Trevor Sears - Trevor Sear’s research is focused on the study of high resolution spectroscopy of chemical intermediates and the development of precise and sensitive experimental methods. Spectroscopic methods are also used to investigate the energetics, dynamics and kinetics of collisional processes in the gas phase by following the evolution of a single quantum state of a molecule in time. The goal of this work is a fundamental understanding of chemical processes related to combustion. We are interested in the microscopic factors affecting the structure, dynamics and reactivity of short-lived intermediates such as free radicals in gas-phase reactions.
Esther Takeuchi - Esther Takeuchi’s research focuses on the advancement of battery systems with high energy and power densities, which remains a lynch pin for new generations of energy storage. The full utilization of renewable energy sources, such as wind, photovoltaic, hydroelectric, and geothermal power depends on the ability to store energy, as in many cases, the renewable energy is generated on an intermittent basis.

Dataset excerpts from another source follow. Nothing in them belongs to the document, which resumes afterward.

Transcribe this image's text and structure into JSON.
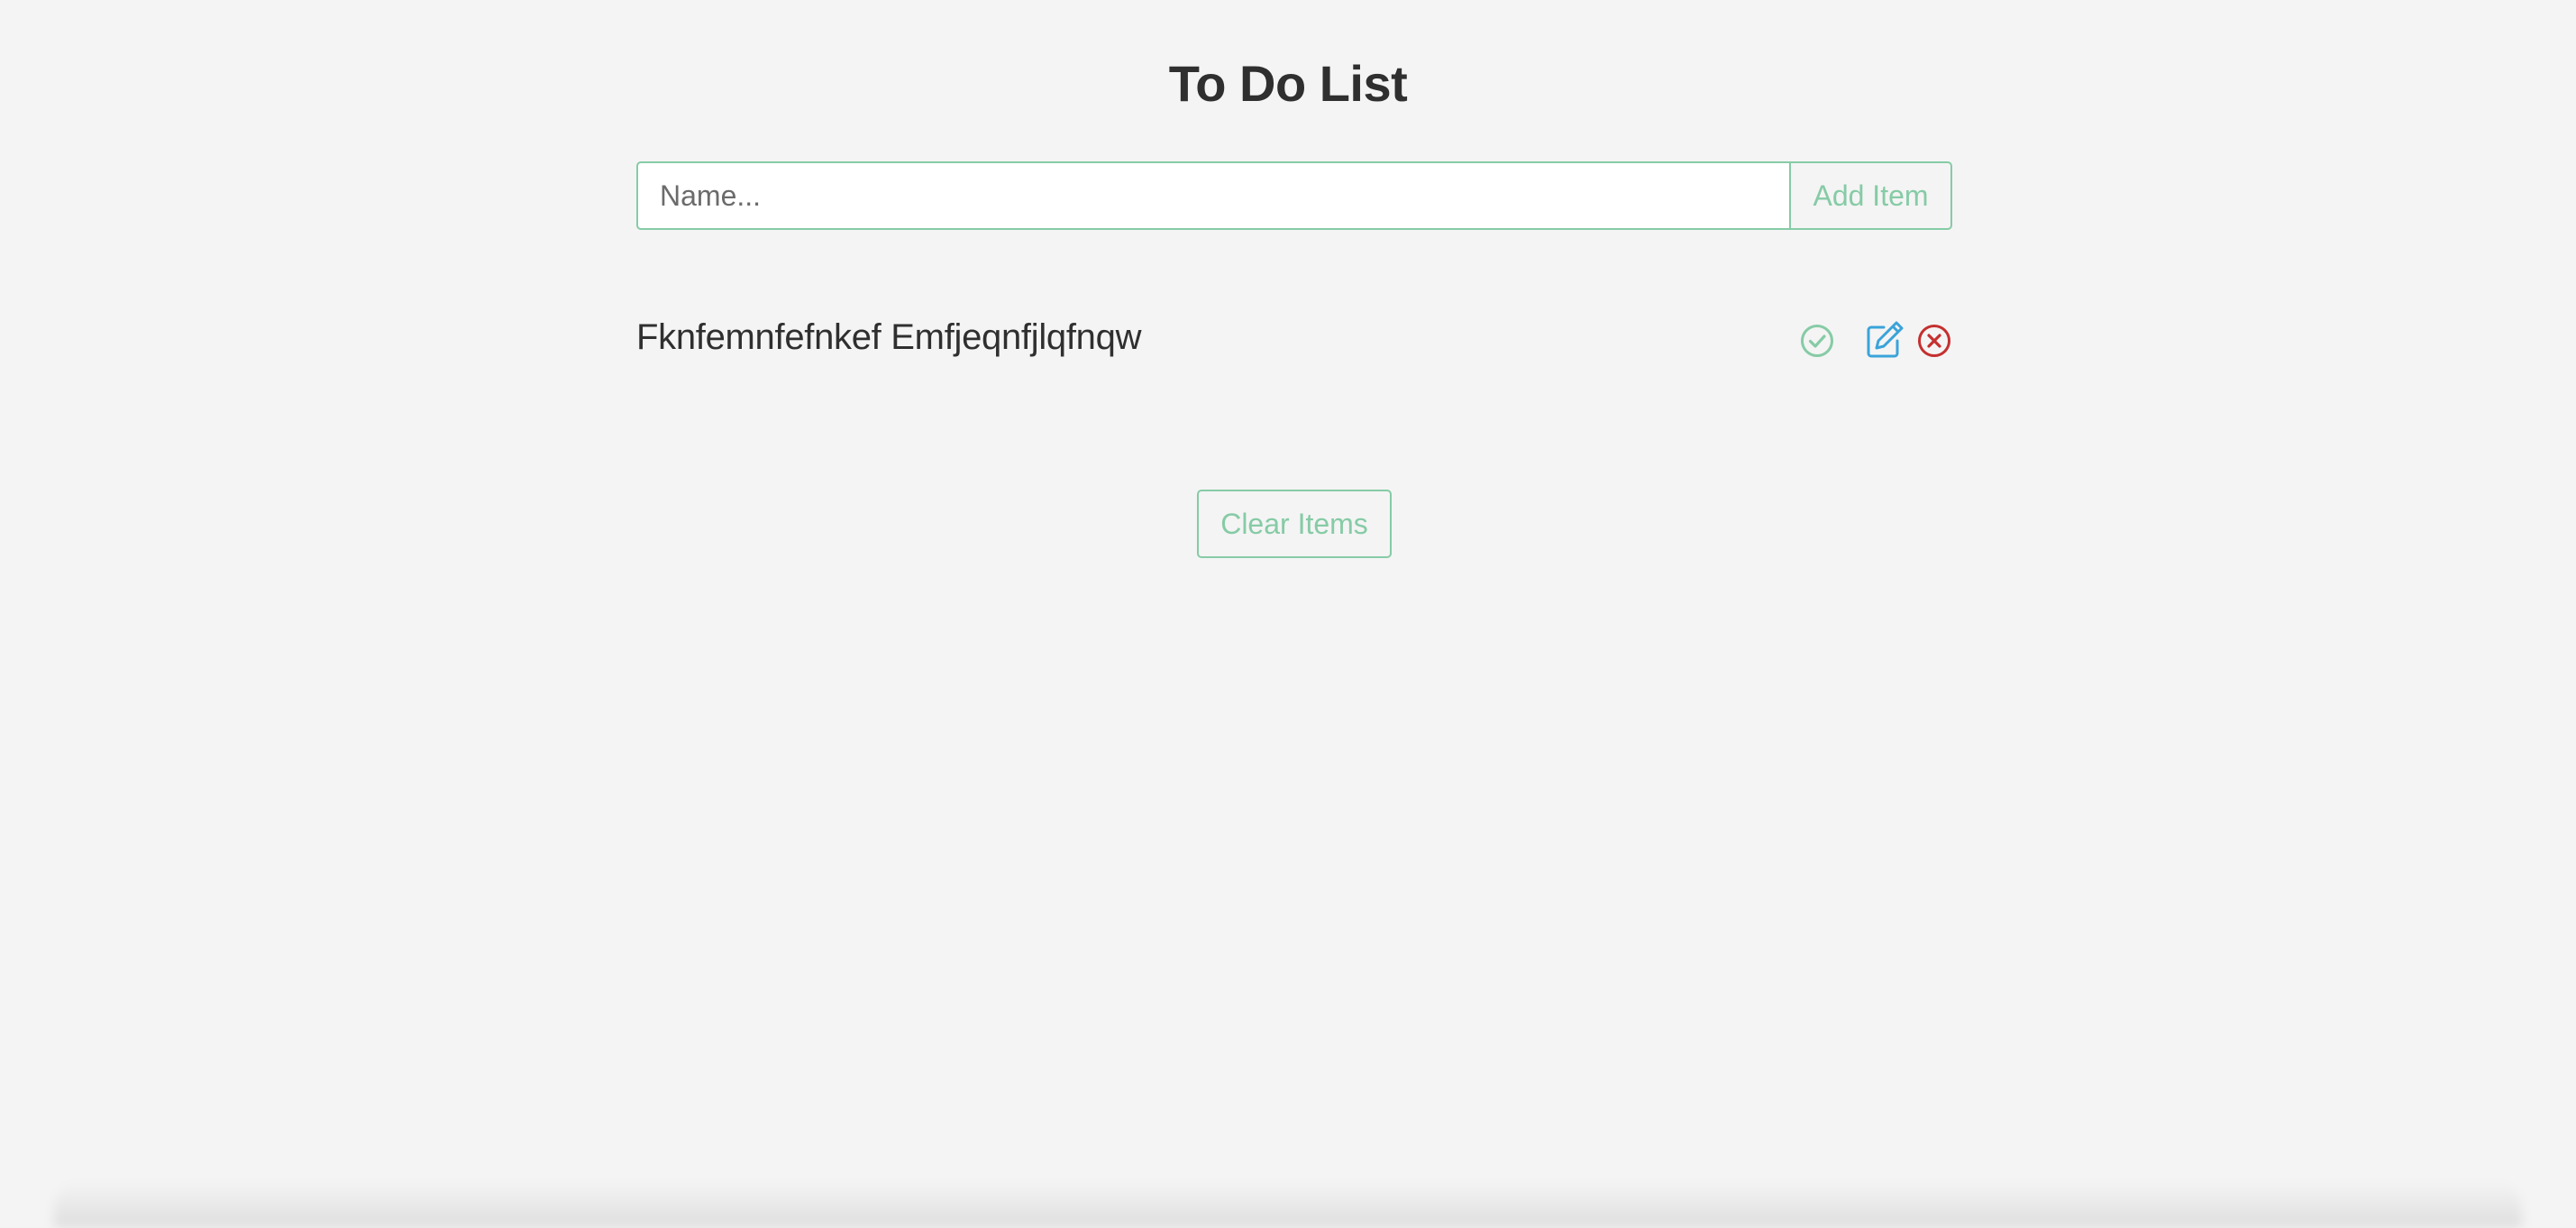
{
  "header": {
    "title": "To Do List"
  },
  "entry": {
    "input_value": "",
    "input_placeholder": "Name...",
    "add_label": "Add Item"
  },
  "items": [
    {
      "text": "Fknfemnfefnkef Emfjeqnfjlqfnqw",
      "actions": {
        "complete_icon": "check-circle-icon",
        "edit_icon": "edit-icon",
        "delete_icon": "x-circle-icon"
      }
    }
  ],
  "footer": {
    "clear_label": "Clear Items"
  },
  "colors": {
    "accent": "#86cba6",
    "edit": "#3aa3d9",
    "delete": "#c53030",
    "background": "#f4f4f4",
    "text": "#2f2f2f"
  }
}
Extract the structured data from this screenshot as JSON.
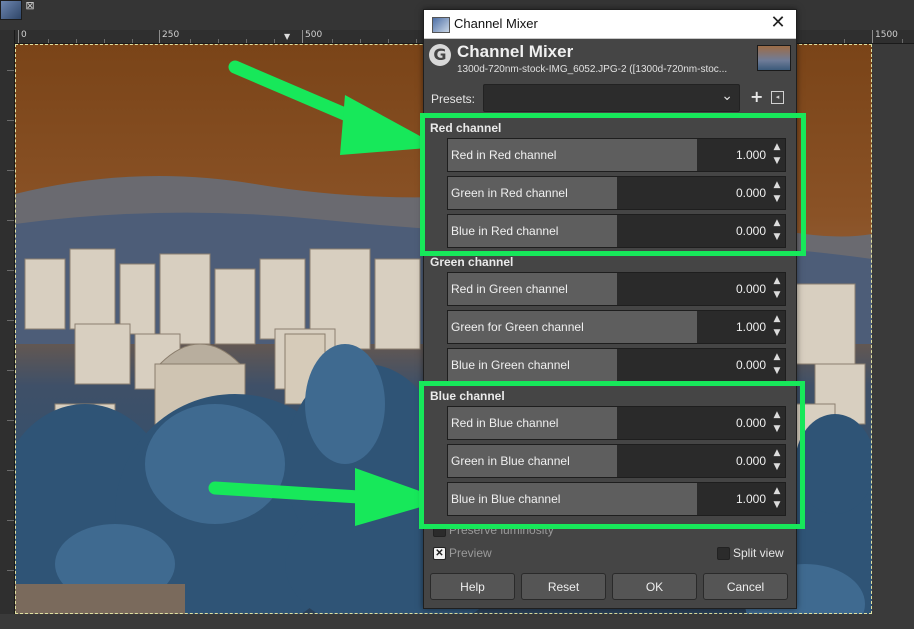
{
  "ruler": {
    "ticks": [
      "0",
      "250",
      "500",
      "1500"
    ]
  },
  "dialog": {
    "window_title": "Channel Mixer",
    "header_title": "Channel Mixer",
    "header_subtitle": "1300d-720nm-stock-IMG_6052.JPG-2 ([1300d-720nm-stoc...",
    "close_glyph": "✕",
    "presets_label": "Presets:",
    "presets_value": "",
    "plus_glyph": "+",
    "red": {
      "title": "Red channel",
      "rows": [
        {
          "label": "Red in Red channel",
          "value": "1.000",
          "fraction": 0.74
        },
        {
          "label": "Green in Red channel",
          "value": "0.000",
          "fraction": 0.5
        },
        {
          "label": "Blue in Red channel",
          "value": "0.000",
          "fraction": 0.5
        }
      ]
    },
    "green": {
      "title": "Green channel",
      "rows": [
        {
          "label": "Red in Green channel",
          "value": "0.000",
          "fraction": 0.5
        },
        {
          "label": "Green for Green channel",
          "value": "1.000",
          "fraction": 0.74
        },
        {
          "label": "Blue in Green channel",
          "value": "0.000",
          "fraction": 0.5
        }
      ]
    },
    "blue": {
      "title": "Blue channel",
      "rows": [
        {
          "label": "Red in Blue channel",
          "value": "0.000",
          "fraction": 0.5
        },
        {
          "label": "Green in Blue channel",
          "value": "0.000",
          "fraction": 0.5
        },
        {
          "label": "Blue in Blue channel",
          "value": "1.000",
          "fraction": 0.74
        }
      ]
    },
    "preserve_luminosity": {
      "label": "Preserve luminosity",
      "checked": false
    },
    "preview": {
      "label": "Preview",
      "checked": true
    },
    "split_view": {
      "label": "Split view",
      "checked": false
    },
    "buttons": {
      "help": "Help",
      "reset": "Reset",
      "ok": "OK",
      "cancel": "Cancel"
    }
  },
  "colors": {
    "highlight": "#17e85a",
    "dialog_bg": "#454545",
    "spin_fill": "#5e5e5e"
  }
}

Additionally, portable electronics, hybrid vehicles, electric vehicles, biomedical devices, and aerospace applications demand advanced batteries that can perform safely over many years. Finally, the way in which communities handle power demands through power grids may be affected significantly by new developments in energy storage.
Michael White - Michael White’s research is aimed at providing a molecular level understanding of the energetics, dynamics and morphology-dependence of elementary surface reactions that play key roles in energy-related catalysis. Specifically, we are interested in systems involving simple feedstock chemicals (e.g., H2, CO, CO2, O2, CH4), the selective oxidation of C1 and C2 molecules (e.g., CH3OH, C2H4) and reaction systems that have environmental impact (e.g., De-NOx, De-SOx). We approach these problems from a chemical physics perspective in which experiments are designed to probe the adsorbate-metal potential surface and the dynamical paths that lead to reaction.
Stanislaus Wong - Working on the nanometer scale, one billionth of a meter, requires the ability to synthesize, manipulate, and organize matter in a controllable manner as well as to predict and understand the properties of the resulting structure. Fundamentally, the focus of the nanoscience research in this group is to study discrete, molecular-scale intermolecular interactions. These are critical to understanding problems such as (a) friction, adhesion, and lubrication, important for physics applications; (b) binding energies on surfaces, essential for the design of effective chemical and biological catalysts; and (c) phenomena such as chemical and biological self-assembly.